摂食障害の回避・制限性食物摂取症と臨床現場での対応
回避・制限性食物摂取症(ARFID)は、DSM-5で新たに追加された診断カテゴリーであり、従来の「小児期の哺育障害」や「小児期の摂食障害」を拡張・再定義したものです。ARFIDは、体重や体型へのこだわりがないという点で神経性やせ症と異なります。
ARFIDの主な特徴は以下の通りです。
- 食物への関心の欠如
- 食物の感覚的特性(味、匂い、質感など)による回避
- 食後の悪心や嘔吐、窒息への恐怖や不安による摂食困難
ARFIDは、その症状や表れ方によって以下のように分類されることがあります(GOS Criteria)。
- 食物回避性情緒障害:不安や抑うつにより食欲が低下
- 選択的摂食:食べられるものが限定的
- 制限摂食:年齢相応より摂取量が少ない
- 食物拒否:場面依存的に摂取を拒否(例:保育園では食べない)
- 機能的嚥下障害:嚥下への恐怖や不安による摂食困難
- 広汎性拒絶症候群:食べる以外の行動も拒否
- うつ状態による食欲低下
臨床現場でのARFIDへの対応としては、以下のアプローチが有効です。
- 詳細な病歴聴取。
- 食事が食べられなくなった時の状況(胃腸炎、嘔吐を見た経験、死別、いじめなど)
- 成長曲線の確認(体重・身長の変化)
- 食行動の詳細な評価
- 身体的評価。
- 栄養状態の評価
- 合併症のスクリーニング(血液検査、画像検査など)
- 治療アプローチ。
ARFIDは自閉スペクトラム症、不安症、抑うつ状態などと併存することが多いため、これらの併存症への対応も重要です。予後については、多くの場合、摂取困難な状況は徐々に回復しますが、神経発達症の特性が強い場合や環境調整がうまくいかない場合には、長期化することもあります。
医療従事者は、ARFIDを含む摂食障害の多様な臨床像を理解し、個々の患者に合わせた柔軟な対応を心がけることが重要です。特に、患者の恐怖や不安に共感的な姿勢で接し、小さな進歩を認め、肯定的なフィードバックを提供することが治療関係の構築に役立ちます。

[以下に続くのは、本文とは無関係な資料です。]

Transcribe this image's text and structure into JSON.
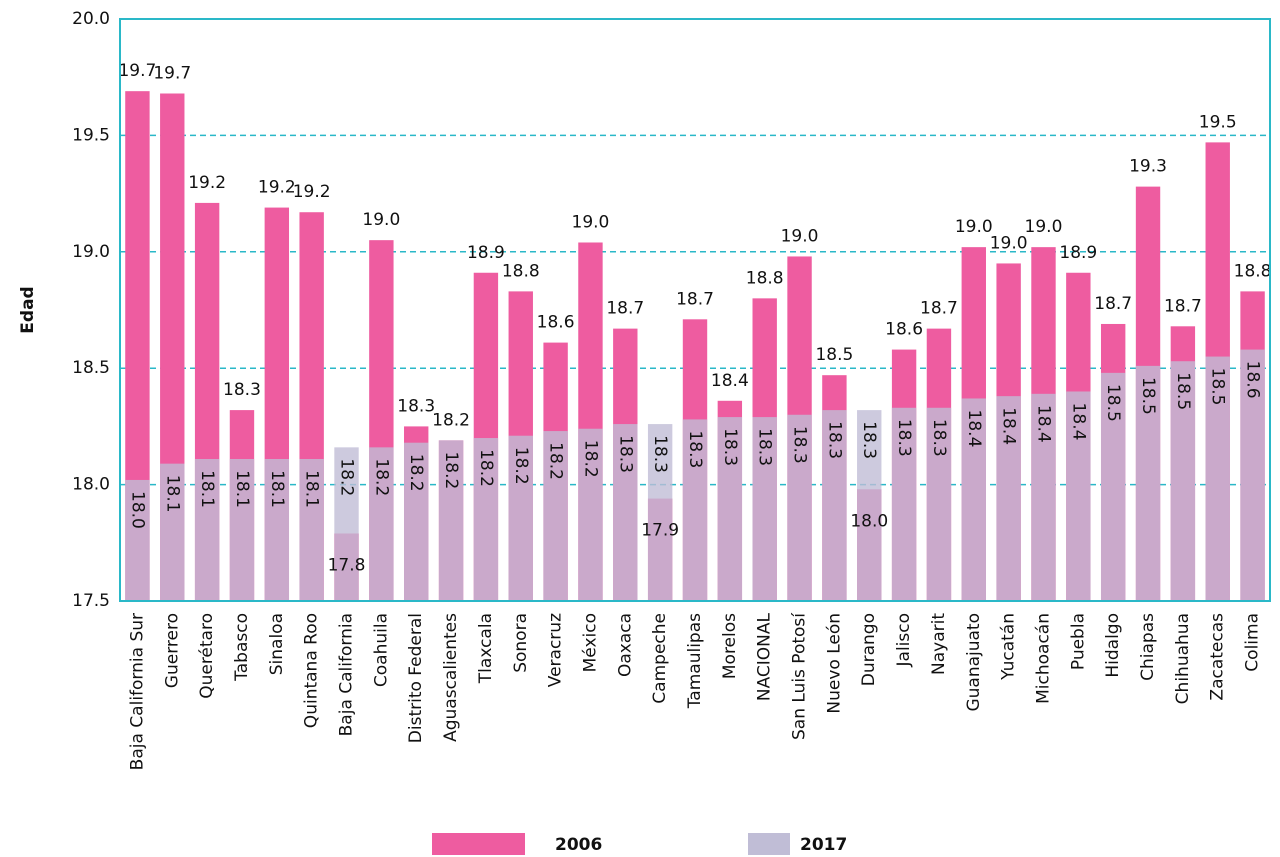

摂食障害は複雑な疾患であり、その治療には多職種による包括的なアプローチが必要です。医師、看護師、栄養士、心理士、ソーシャルワーカーなどが協力して、身体的、心理的、社会的側面からの支援を提供することが重要です。また、家族を治療チームの一員として位置づけ、家族療法や家族教育を取り入れることも効果的です。
摂食障害の治療は長期にわたることが多く、再発予防のための継続的なフォローアップが必要です。医療従事者は、患者の回復過程に寄り添い、適切な支援を提供することで、患者の生活の質の向上と社会復帰を促進することができます。
最後に、摂食障害の予防と早期発見・早期介入の重要性も強調しておきたいと思います。学校や地域での啓発活動、メディアリテラシー教育、ボディイメージに関する健全な価値観の育成などを通じて、摂食障害の発症リスクを低減することが可能です。また、プライマリケアの現場での適切なスクリーニングと専門機関への迅速な紹介システムの構築も、早期介入の鍵となります。
医療従事者として、摂食障害に関する最新の知見を常にアップデートし、エビデンスに基づいた治療を提供することが、患者の回復を支援する上で不可欠です。